¡Ah, mi pobre Joan
de Kent, condesa de Salisbury, mi pobre rey Juan II, el Bueno! Prometí hablar
de vosotros y lo hago. Pero antes quiero recordaros que ocupáis un lugar
privilegiado en mi viejo y gastado corazón.
Hay que situar
a la condesa. No fue aquella Catherine
Montacute (1304-1349), condesa
de Salisbury, amante del rey inglés Eduardo III —y para algunos sospechosa
de brujería—, en cuyo honor se creó la Orden de la Jarretera. Tampoco fue la
infortunada Margaret Pole (1473-1541),
también condesa de Salisbury, ajusticiada por orden de Enrique VIII. Tenía sesenta
y siete años y se defendió con tanta energía antes de posar el cuello en el bloque
que el verdugo erró varias veces el golpe, hiriéndola en la espalda, el cuello
y la cabeza.
No, mi condesa
fue Joan de Kent (1328-1385), princesa de Gales y de Aquitania, condesa de Salisbury, condesa de Kent, etc.,
conocida como la Fair Maid of
Kent, que se casó, secretamente al principio, con el Príncipe Negro, hijo de Eduardo III, en 1360. ¡Huy,
lector, qué bonito queda todo esto! Fair
es un adjetivo que puede tener muchas traducciones, todas buenísimas. Yo diría “la
bella, la pura, la blanca, la rubia doncella de Kent” y podría seguir. Pero no
se crea que son cosas mías: el cronista francés Jean Froissart, autor de Chronicles, dijo que era “la mujer más
bella de todo el reino de Inglaterra y la más cariñosa”. ¡Por Dios, qué
combinación! Yo no sé si Froissart hablaba por sí o copiaba de las Vrayes Chroniques, de Jean le Bel, otro
cronista flamenco, en las que se inspiró tanto. Jean le Bel, Juan el Bello; qué
nombres se gastaban las gentes de estos tiempos. Así da gusto.
Todo esto es
deslumbrante; la leyenda que cuento ahora es tierna y embriagadora. El rey Juan II de Francia (1319-1364) era un
excelente jinete, muy generoso con los suyos, lo que le valió el sobrenombre de
‘el Bueno’, y valentísimo en la guerra. En la batalla de Poitiers, en 1356, fue
derrotado por el rey inglés Eduardo III y su hijo el Príncipe Negro, y su idea
del honor le impidió huir, por lo que fue hecho prisionero. Fue llevado a
Londres al año siguiente y tratado allí como un cortesano más. Liberado tres
años más tarde, quedaron como rehenes dos hijos suyos, Juan y Luis. Al escapar
Luis en 1363, el exigente código de honor del rey le exigió volver a Londres y
entregarse.
Juan II había
conocido a la bellísima condesa de Salisbury durante su estancia en la corte
inglesa y se había prometido volver alguna vez a Inglaterra, sólo para verla una
última vez antes de morir, irse del mundo con su imagen en los ojos. Se acercó
el rey a caballo, solo, sin escolta, a su castillo y la divisó a lo lejos, asomada a una
ventana, con una rosa en la mano derecha, mientras metía la otra mano en un
vasito de agua y salpicaba la colorada flor con sus largos y gráciles dedos.

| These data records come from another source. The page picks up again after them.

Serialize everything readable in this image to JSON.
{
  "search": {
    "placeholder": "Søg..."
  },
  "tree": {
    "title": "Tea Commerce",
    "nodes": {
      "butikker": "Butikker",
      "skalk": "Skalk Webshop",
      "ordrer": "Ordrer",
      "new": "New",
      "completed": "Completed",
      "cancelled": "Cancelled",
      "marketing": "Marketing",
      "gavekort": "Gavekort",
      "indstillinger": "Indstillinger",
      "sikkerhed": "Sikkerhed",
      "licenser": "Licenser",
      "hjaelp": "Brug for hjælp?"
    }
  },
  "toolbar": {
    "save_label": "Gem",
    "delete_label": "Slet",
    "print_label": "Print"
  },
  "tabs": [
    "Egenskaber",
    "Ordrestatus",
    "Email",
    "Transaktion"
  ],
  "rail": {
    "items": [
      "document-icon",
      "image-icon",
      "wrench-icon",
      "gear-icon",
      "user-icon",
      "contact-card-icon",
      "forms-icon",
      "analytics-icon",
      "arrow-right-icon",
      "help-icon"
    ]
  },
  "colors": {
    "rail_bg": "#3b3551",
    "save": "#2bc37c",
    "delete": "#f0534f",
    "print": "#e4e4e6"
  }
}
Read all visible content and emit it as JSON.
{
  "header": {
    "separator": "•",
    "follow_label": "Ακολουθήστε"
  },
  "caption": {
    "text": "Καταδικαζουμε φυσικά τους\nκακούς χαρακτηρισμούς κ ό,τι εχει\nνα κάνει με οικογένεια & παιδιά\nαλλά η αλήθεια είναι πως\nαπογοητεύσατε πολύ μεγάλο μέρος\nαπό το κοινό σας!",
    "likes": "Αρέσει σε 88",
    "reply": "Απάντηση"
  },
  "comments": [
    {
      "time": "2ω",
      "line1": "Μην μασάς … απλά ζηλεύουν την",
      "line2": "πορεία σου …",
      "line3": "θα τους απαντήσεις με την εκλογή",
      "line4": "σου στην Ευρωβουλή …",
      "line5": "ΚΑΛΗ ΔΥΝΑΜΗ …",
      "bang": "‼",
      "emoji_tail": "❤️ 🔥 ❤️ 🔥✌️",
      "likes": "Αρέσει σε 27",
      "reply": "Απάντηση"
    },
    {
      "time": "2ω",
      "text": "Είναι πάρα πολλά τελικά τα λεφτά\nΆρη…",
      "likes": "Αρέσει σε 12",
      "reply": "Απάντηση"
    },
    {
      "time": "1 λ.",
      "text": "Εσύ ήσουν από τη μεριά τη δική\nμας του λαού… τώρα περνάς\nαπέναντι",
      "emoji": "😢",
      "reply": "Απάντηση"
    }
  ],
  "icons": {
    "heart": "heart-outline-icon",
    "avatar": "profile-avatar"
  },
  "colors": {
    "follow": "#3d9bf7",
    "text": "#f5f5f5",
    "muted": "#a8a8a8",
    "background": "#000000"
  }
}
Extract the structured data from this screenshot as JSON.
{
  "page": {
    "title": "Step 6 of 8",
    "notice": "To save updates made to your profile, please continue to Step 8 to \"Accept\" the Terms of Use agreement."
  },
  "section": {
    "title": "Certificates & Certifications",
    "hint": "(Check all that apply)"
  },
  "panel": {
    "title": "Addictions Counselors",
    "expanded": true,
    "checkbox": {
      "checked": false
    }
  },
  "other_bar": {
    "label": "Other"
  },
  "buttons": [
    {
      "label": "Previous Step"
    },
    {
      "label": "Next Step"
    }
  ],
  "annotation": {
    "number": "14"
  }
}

Juan el Bueno, enmudecido por el amor y por la desgracia, mecido ya por el
viento aún tenue de la muerte, se aproximó hasta que pudo ser visto por la
dulce condesa. Se quitó entonces, lentamente, como en un rito ensayado o soñado
durante mucho tiempo, la birreta adornada con una pluma de faisán y antiguas
monedas de oro e inclinó la cabeza en señal de respeto y sumisión y quién sabe
si de renuncia y despedida. Tampoco se sabe si la condesa lo reconoció y
recordó o lo tenía ya en uno de esos olvidos de los que jamás se vuelve. Eso,
en el fondo, no importa tanto. El caso es que el rey cumplió su sueño, su
promesa, y una vez que hubo visto a la hermosa señora y entendió que el corazón
no podría aguantar mucho más, no esperó ninguna respuesta, volvió la grupa de
su caballo y cabalgó muy lenta y calladamente hacia una posada cercana, en
donde se fue a morir.
Me duele
decirte, lector, que todo esto quizá no pudo ser. O que tuvo que ser de otra
manera. No queda constancia exacta de los viajes y fechas entre Burdeos y Londres
de Joan de Kent, que harían posible o imposible el encuentro. Entre nosotros,
qué más da. Mira, si tienes problemas para aceptar mi historia, quédate sólo
con los últimos párrafos de mi entrada y olvida todos los demás. Habrás
conservado lo importante, lo que de verdad cuenta en la vida de los seres
humanos. Tengo que cortar; te hablaré otro día de otros amores.